Libya appoints military officers to head militias
TRIPOLI, Libya (AP) — Libya's military command appointed Monday a pair of army officers to head two powerful Islamist militias in the country's east, part of the government's push to rein in armed factions.
The move reflects the pressure on the government to control or disband the country's militias, many of which it had relied upon for securing Libya in the turmoil following last year's ouster and killing of longtime leader Moammar Gadhafi.
Col. Ali al-Sheikhi, the spokesman for Libya's joint chiefs of staff, told the news agency LANA that the chiefs of the Rafallah Sahati Brigade and the Feb. 17 Brigade, two groups that authorities had allowed to manage security in the eastern city of Benghazi, would be replaced with army commanders.

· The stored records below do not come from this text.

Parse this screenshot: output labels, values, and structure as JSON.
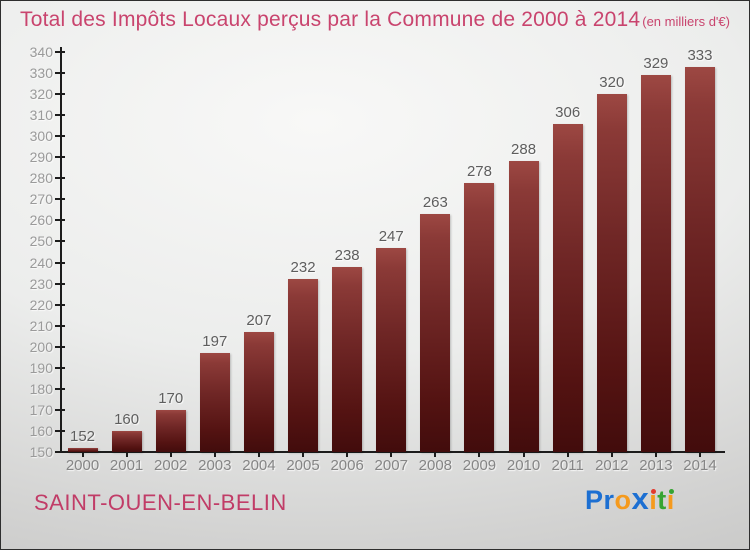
{
  "header": {
    "title": "Total des Impôts Locaux perçus par la Commune de 2000 à 2014",
    "unit": "(en milliers d'€)"
  },
  "chart_data": {
    "type": "bar",
    "title": "Total des Impôts Locaux perçus par la Commune de 2000 à 2014",
    "subtitle": "(en milliers d'€)",
    "categories": [
      "2000",
      "2001",
      "2002",
      "2003",
      "2004",
      "2005",
      "2006",
      "2007",
      "2008",
      "2009",
      "2010",
      "2011",
      "2012",
      "2013",
      "2014"
    ],
    "values": [
      152,
      160,
      170,
      197,
      207,
      232,
      238,
      247,
      263,
      278,
      288,
      306,
      320,
      329,
      333
    ],
    "xlabel": "",
    "ylabel": "",
    "ylim": [
      150,
      340
    ],
    "y_tick_step": 10,
    "y_ticks": [
      150,
      160,
      170,
      180,
      190,
      200,
      210,
      220,
      230,
      240,
      250,
      260,
      270,
      280,
      290,
      300,
      310,
      320,
      330,
      340
    ],
    "grid": false,
    "legend": false,
    "bar_color_top": "#9d4843",
    "bar_color_bottom": "#420c0c"
  },
  "footer": {
    "commune": "SAINT-OUEN-EN-BELIN",
    "logo": {
      "name": "Proxiti",
      "segments": [
        {
          "text": "Pr",
          "color": "#1c6fd2"
        },
        {
          "text": "o",
          "color": "#f59a1d"
        },
        {
          "text": "x",
          "color": "#1c6fd2",
          "big": true
        },
        {
          "text": "ı",
          "color": "#f59a1d",
          "dot": "#e2392d"
        },
        {
          "text": "t",
          "color": "#35a432"
        },
        {
          "text": "ı",
          "color": "#f59a1d",
          "dot": "#35a432"
        }
      ]
    }
  },
  "colors": {
    "title": "#c9446e",
    "commune": "#c13c67",
    "axis": "#1c1c1c",
    "y_tick_text": "#9a9a9a",
    "x_tick_text": "#858585",
    "value_text": "#5e5e5e",
    "background_light": "#f8f8f7",
    "background_dark": "#c6c6c5"
  }
}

Anger at the militias boiled over following the killing of the top American diplomat in Libya and three U.S. mission staffers in an assault on the consulate in Benghazi on Sept. 11. The attack followed an angry protest against an anti-Islam film produced in the U.S. which has riled many in the Muslim world.
Members of the radical Islamist Ansar al-Shariah militia are suspected of being behind the attack.
Many of Libya's militias were formed in the eight-month war against Gadhafi, but more groups sprang up after the end of fighting in October. With the country trying to rebuild after 42 years of Gadhafi, the groups paid little attention to successive interim leaders. They were accused of bullying citizens, operating independent prisons and holding summary trials for Gadhafi loyalists. Recently, Islamist-led militias have also attacked shrines, such as tombs associated with religious figures, that they considered to be counter to their strict view of Islam.
This Friday, thousands of protesters marched against the militias in Benghazi, the cradle of the uprising against Gadhafi, and stormed two of their compounds. Militiamen at the Sahati Brigade's compound fired at the protesters, killing nearly a dozen.
In an attempt to deflect the anger, Libya's president ordered all militias to dissolve or to come under a joint operations command to coordinate between the militia brigades and the army. The military had already asked all armed groups using captured Gadhafi-era barracks to evacuate them and hand them over. Security forces have already raided a number of sites in the capital Tripoli used by militias.
The moves surprised some critics who doubted that the government was strong enough to deal with the militias, particularly the powerful Islamist ones.
But many Libyans still feel the government has not done enough.
In Benghazi, around 200 people rallied against the militias on Monday, decrying the government decision to retain some of the armed groups even if they were under military command. The protest demanded that all militias be disbanded and its members integrated in the security agencies as individuals.
The protesters also demanded an independent investigation into the killing of protesters on Saturday, saying that the government bears responsibility for the actions of a militia upon which it had relied for security.
"The blood of the martyrs will not be shed in vain," the protesters chanted. They called for the chief of staff, defense and interior ministers to be sacked.